Work-from-home shift could save South Africans up to R2,900 a month

New data from Discovery Bank shows South Africans can save up to R2,900 per month if they consider a work-from-home model.
Discovery Bank and Visa released their SpendTrend24 report, unpacking what South Africans spend their money on.
As part of the report, Discovery Insure data revealed that clients travelled more post-pandemic.
In 2023, they drove more compared to 2022, but with a twist: despite making 10% fewer trips, they’re covering 40% more distance on average each month.
“This trend could be attributed to lifestyle changes due to the increased return to the office movement last year in South Africa,” said Discovery.
This trend has been recently highlighted in several reports. KPMG’s Southern African 2023 CEO Outlook found that 72% of Southern African CEOs support a return to in-person/onsite work within the next three years.
Additionally, a survey by OfferZen showed that between 2023 and 2024, more companies have returned to office-based work policies – though these remain the minority.
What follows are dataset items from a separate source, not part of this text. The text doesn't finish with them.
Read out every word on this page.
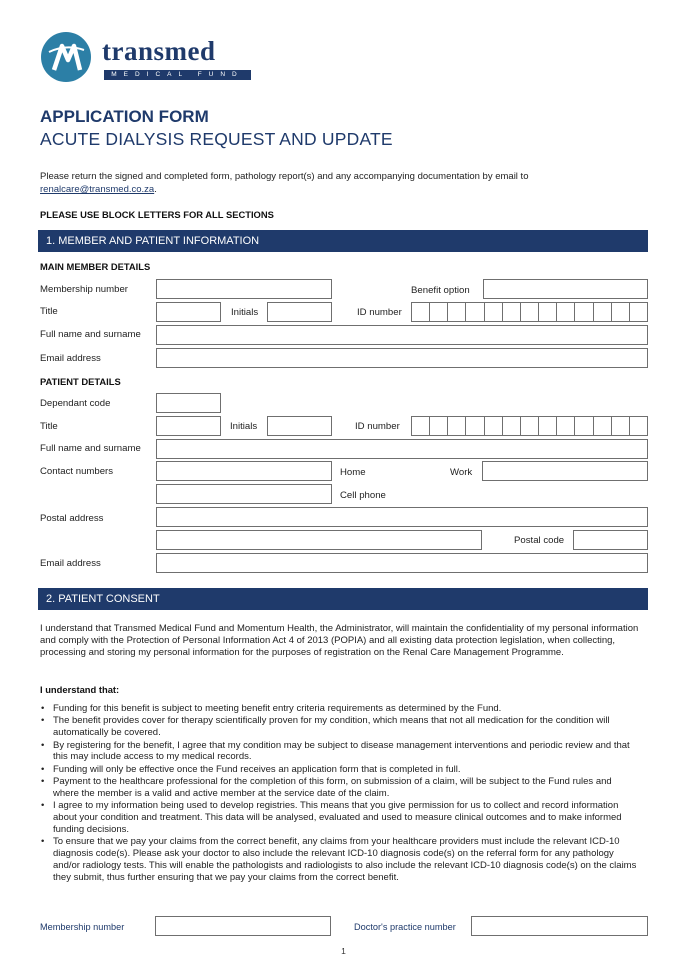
transmed
MEDICAL FUND
APPLICATION FORM
ACUTE DIALYSIS REQUEST AND UPDATE
Please return the signed and completed form, pathology report(s) and any accompanying documentation by email to renalcare@transmed.co.za.
PLEASE USE BLOCK LETTERS FOR ALL SECTIONS
1. MEMBER AND PATIENT INFORMATION
MAIN MEMBER DETAILS
Membership number	Benefit option
Title	Initials	ID number
Full name and surname
Email address
PATIENT DETAILS
Dependant code
Title	Initials	ID number
Full name and surname
Contact numbers	Home	Work
Cell phone
Postal address
Postal code
Email address
2. PATIENT CONSENT
I understand that Transmed Medical Fund and Momentum Health, the Administrator, will maintain the confidentiality of my personal information and comply with the Protection of Personal Information Act 4 of 2013 (POPIA) and all existing data protection legislation, when collecting, processing and storing my personal information for the purposes of registration on the Renal Care Management Programme.
I understand that:
• Funding for this benefit is subject to meeting benefit entry criteria requirements as determined by the Fund.
• The benefit provides cover for therapy scientifically proven for my condition, which means that not all medication for the condition will automatically be covered.
• By registering for the benefit, I agree that my condition may be subject to disease management interventions and periodic review and that this may include access to my medical records.
• Funding will only be effective once the Fund receives an application form that is completed in full.
• Payment to the healthcare professional for the completion of this form, on submission of a claim, will be subject to the Fund rules and where the member is a valid and active member at the service date of the claim.
• I agree to my information being used to develop registries. This means that you give permission for us to collect and record information about your condition and treatment. This data will be analysed, evaluated and used to measure clinical outcomes and to make informed funding decisions.
• To ensure that we pay your claims from the correct benefit, any claims from your healthcare providers must include the relevant ICD-10 diagnosis code(s). Please ask your doctor to also include the relevant ICD-10 diagnosis code(s) on the referral form for any pathology and/or radiology tests. This will enable the pathologists and radiologists to also include the relevant ICD-10 diagnosis code(s) on the claims they submit, thus further ensuring that we pay your claims from the correct benefit.
Membership number	Doctor's practice number
1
Office-based work policies rose from 7.9% in 2023 to 9.6% in 2024 among the employees surveyed, while remote work still accounts for 40.8%.
The group added that remote work options have shot up among the thousands of employees surveyed as the primary non-money-related benefit they seek in jobs.
According to Discovery Bank’s data, Discovery Insure clients drive, on average, approximately 1,690km every month – commuting at least three days a week.
Considering this, we looked at how much petrol the average South African would save in April 2024 if they switched to a work-from-home position, using the country’s best-selling cars right now.
As of Wednesday (3 April), South African motorists are paying R25.12 per litre of 95-octane unleaded petrol, while diesel users are paying R22.60 per litre for 0.005% (wholesale) inland.
The table below shows the potential savings on offer if one didn’t have to commute the average 1,690km every month by working from home.
Type | Car | Cons. per 100km | Cost per 100km | Saving every month |
---|---|---|---|---|
Crossover | Toyota Corolla Cross | 6.8L | R171 | R2 890 |
SUV | Toyota Fortuner | 7.2L* | R163 | R2 755 |
Bakkie | Toyota Hilux | 7.1L* | R160 | R2 704 |
Hatchback | VW Polo Vivo | 5.7L | R143 | R2 415 |
Sedan | VW Polo Sudan | 6.5L | R163 | R2 755 |
Given the time and petrol costs saved on the commute – and in light of the current financial consumer climate – this goes some way in explaining why employees have been pushing back against the drive to get workers back in the office.
Another survey by consultancy PwC showed at least a third of younger (aka Gen Z) employees won’t even consider a position if it does not have a remote work option. OfferZen’s survey found that more than half of respondents indicated that they would leave their jobs if their bosses forced them to return to the office.
OfferZen noted that the real ‘winner’ has been a hybrid model, which rose to 49.6% (vs 36% in 2023) to be the dominating work policy at present – and this still offers notable savings in petrol.
Discovery Insures average distance driven, broken down to an average per day, works out to a daily commute of 76.8km over a 22-day month.
Considering that a person working on a hybrid schedule drives around three days a week to the office, they could still save up to R1,314 compared to the fully remote savings of R2,890 if they switch from a full-time in-office position.
These and other benefits are making employees rethink their jobs, and PwC said that their views on work have to change.
“Companies need to pay attention to the needs of their employees and what they want from a job,” it said.
“Only the most person-centric and purpose-driven organisations will attract, hire, grow and retain the skills and talent needed to go from ‘survive’ to ‘thrive’ in the future of work,” it added.